Avant d'aller à la plage je passe chez les Sapogenikoff et quelle est ma surprise. Olga me fait la mine, me parle à peine et quand je l'embrasse rougit et me rend mon baiser sèchement.
— Qu'as-tu donc, ma chère.
— Rien.
— Mais, tu me salues à peine.
Marie est malade, je vais la voir dans son lit, celle-là est comme d'habitude.
— Eh ! bien, ma petite, dis-je en descendant [avec] Olga, est-ce que nous sommes plus aimable ?
— Mais je suis de mauvaise humeur - et cela sans me regarder et d'un air pincé.
— Au revoir, mon ange.
— Au revoir, mon enfant.
Oh ! ho ! ho ! comme hennit Girofla, what is the matter ?
Au bain, nous voyons Saëtone et Danis. Saëtone par une quantité de choses mystérieuses me dit que ces derniers jours j'étais triste, que depuis hier je suis gaie, que je viens de traverser une période que chacun a dans sa vie, en un mot que j'ai reçu une déclaration de son neveu. Je fais semblant de ne rien comprendre et ris de ses mystères et énigmes.
Est-ce que le petit leur a tout dit ou bien devinent-ils ? Ce ne serait pas difficile. Nous nous sommes assez promenés ensemble hier et, depuis que nous le connaissons, il ne nous quitte presque pas.

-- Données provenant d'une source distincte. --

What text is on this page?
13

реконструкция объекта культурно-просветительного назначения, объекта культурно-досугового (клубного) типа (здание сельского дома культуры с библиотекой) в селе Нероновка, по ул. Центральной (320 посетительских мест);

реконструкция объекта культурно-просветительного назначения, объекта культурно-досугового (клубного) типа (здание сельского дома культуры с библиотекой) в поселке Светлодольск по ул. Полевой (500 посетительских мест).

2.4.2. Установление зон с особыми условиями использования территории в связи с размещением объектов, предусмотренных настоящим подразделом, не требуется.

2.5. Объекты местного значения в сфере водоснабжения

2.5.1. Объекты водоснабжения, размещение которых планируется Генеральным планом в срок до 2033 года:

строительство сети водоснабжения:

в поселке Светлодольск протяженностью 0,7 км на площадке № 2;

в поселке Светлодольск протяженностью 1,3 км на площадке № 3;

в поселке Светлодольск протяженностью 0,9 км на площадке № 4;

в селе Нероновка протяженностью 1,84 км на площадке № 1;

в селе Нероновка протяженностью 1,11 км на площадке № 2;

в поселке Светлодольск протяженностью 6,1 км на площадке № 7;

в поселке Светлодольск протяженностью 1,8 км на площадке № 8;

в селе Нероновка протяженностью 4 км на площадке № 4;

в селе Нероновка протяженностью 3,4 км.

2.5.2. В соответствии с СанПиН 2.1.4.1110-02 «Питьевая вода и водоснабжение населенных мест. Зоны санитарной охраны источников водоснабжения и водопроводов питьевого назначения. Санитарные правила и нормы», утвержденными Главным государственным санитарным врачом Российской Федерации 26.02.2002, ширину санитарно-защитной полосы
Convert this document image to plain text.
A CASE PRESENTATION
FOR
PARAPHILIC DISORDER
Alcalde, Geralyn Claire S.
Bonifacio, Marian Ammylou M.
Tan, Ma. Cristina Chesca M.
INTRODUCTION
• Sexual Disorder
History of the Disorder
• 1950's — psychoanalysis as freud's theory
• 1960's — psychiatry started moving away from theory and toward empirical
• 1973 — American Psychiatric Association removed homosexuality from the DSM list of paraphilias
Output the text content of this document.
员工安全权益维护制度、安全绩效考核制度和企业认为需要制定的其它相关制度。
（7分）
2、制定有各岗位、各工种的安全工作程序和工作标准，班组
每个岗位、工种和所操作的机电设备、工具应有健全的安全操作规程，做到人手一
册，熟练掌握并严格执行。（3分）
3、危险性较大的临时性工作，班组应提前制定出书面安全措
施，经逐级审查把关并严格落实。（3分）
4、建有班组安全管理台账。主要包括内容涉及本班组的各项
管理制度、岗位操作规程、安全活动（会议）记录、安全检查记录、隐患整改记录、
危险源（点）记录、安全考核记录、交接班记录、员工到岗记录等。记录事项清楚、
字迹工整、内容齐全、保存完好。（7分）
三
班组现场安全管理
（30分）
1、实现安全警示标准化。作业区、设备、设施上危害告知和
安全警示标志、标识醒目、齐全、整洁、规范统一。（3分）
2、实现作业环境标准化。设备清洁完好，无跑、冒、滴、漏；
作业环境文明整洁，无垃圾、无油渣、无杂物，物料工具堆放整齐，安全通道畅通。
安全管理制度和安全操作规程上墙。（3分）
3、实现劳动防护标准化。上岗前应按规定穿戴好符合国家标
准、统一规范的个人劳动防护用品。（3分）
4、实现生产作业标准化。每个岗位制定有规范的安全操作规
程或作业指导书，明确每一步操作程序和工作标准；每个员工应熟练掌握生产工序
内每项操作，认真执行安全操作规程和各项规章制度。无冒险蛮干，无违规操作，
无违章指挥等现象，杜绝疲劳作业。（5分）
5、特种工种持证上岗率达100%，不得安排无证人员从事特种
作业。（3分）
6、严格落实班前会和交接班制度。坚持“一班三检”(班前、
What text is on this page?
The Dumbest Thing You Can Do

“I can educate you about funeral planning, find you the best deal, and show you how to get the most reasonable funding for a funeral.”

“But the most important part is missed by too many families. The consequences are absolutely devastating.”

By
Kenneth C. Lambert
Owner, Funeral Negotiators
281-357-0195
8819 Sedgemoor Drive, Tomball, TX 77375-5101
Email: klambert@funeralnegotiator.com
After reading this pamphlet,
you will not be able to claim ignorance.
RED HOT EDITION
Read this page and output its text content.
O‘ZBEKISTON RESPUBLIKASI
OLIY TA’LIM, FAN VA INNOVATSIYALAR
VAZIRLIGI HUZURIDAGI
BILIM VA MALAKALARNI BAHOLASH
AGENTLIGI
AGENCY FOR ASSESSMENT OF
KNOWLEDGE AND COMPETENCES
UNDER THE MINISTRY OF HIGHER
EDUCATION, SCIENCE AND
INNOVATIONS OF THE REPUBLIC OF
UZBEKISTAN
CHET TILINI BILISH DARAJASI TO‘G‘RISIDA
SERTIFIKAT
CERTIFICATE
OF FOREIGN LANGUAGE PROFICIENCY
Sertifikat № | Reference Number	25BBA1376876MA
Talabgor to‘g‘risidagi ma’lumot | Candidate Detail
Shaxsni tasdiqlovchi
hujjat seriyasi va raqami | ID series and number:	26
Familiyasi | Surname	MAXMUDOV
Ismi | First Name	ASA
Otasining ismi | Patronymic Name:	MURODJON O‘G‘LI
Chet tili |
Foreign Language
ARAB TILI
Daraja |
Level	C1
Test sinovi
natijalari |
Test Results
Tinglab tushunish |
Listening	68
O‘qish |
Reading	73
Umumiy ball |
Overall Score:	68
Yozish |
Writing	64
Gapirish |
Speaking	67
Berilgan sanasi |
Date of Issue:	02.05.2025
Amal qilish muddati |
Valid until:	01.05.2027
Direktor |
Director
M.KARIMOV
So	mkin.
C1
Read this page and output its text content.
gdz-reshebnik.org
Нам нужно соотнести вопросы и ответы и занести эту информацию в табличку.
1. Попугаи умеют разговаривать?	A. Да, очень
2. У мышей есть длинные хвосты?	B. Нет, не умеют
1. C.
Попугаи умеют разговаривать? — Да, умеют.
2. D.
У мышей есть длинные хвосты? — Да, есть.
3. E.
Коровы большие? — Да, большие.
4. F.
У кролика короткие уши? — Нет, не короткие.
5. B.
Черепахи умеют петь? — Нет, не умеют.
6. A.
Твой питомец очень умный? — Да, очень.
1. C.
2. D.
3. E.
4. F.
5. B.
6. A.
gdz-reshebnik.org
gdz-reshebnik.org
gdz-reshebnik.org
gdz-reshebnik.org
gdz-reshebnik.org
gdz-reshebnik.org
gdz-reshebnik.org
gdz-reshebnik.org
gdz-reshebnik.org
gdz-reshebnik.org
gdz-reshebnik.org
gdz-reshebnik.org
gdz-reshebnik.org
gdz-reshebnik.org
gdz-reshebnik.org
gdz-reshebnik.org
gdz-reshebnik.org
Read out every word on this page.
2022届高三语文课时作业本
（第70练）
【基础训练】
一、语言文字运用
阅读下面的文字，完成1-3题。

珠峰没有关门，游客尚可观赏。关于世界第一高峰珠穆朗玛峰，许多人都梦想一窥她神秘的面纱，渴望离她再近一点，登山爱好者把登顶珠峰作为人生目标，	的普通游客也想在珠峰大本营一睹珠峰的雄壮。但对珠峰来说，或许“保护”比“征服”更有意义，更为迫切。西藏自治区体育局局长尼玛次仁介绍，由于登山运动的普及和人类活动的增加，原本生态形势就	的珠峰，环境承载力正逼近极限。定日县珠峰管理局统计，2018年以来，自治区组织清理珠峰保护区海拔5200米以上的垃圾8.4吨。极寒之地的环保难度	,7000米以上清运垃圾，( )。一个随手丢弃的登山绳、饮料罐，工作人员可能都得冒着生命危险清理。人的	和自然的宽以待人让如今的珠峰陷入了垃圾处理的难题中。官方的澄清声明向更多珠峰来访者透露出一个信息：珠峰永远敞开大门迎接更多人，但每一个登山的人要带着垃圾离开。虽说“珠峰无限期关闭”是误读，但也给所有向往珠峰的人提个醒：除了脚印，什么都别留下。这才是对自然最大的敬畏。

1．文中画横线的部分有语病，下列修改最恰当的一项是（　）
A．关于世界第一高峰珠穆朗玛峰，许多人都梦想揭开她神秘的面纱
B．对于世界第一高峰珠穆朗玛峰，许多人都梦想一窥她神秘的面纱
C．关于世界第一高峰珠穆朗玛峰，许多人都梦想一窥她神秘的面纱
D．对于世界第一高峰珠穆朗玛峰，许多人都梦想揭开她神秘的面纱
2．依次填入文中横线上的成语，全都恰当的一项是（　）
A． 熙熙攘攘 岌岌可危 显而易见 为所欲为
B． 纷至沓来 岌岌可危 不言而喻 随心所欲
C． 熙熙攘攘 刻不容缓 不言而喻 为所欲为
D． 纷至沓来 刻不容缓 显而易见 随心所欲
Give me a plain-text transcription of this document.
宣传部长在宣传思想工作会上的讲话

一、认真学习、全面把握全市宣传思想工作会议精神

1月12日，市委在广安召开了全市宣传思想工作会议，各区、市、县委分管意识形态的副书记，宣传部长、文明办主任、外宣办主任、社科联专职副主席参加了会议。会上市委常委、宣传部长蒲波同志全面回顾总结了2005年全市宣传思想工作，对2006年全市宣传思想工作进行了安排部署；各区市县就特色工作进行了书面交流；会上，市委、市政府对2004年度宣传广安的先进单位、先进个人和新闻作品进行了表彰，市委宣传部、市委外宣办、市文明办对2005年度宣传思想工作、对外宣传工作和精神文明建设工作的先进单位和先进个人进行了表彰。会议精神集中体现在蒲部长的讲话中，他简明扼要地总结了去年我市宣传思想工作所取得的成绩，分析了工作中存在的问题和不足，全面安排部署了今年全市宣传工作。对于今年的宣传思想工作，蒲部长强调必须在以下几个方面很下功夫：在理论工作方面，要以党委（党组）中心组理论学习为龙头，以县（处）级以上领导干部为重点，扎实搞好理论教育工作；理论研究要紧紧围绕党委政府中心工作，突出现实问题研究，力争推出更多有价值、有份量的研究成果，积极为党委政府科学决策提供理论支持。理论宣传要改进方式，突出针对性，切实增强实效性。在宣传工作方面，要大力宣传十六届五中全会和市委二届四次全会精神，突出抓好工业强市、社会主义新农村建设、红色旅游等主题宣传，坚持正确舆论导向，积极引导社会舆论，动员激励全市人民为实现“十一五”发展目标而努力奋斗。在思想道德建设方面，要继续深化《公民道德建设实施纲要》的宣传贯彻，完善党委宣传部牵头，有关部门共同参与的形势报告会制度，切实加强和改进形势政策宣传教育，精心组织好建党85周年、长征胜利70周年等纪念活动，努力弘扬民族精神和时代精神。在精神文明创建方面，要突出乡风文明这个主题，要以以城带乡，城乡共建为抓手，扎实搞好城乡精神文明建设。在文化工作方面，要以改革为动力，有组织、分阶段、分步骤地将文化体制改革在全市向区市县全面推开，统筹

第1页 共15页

C'est clair pour tout le monde.
Je suis fâchée que l'on me pense touchée.
Enfin Saëtone en me regardant en face avec des yeux pleins de malice me dit d'un air plus que sûr que je n'irai pas à Florence mais que je passerai l'hiver à Nice.
On pouvait ainsi traduire ses discours: Vous aimez d Audiffret, il vous aime, vous vous êtes expliqués hier. Vous l'épouserez et resterez ici.
Je suis jolie avec ma nouvelle coiffure, genre mythologique, très simple et plat devant mais en même temps gracieux et seyant.
Dans l'espoir d'une visite le soir je reste en toilette jusqu'à neuf heures et demie.
J'ai même tressailli au son de la sonnette, mais ce n'était que ma chèvre qui arrivait avec son lait.
Ma tante est déconcertée de ne voir pas Girofla, elle dit qu'il ne viendra plus jamais, que c'est fini.
On ne lui a pas dit de venir. Il dîne chez lui car je vois des lumières sur les terrasses.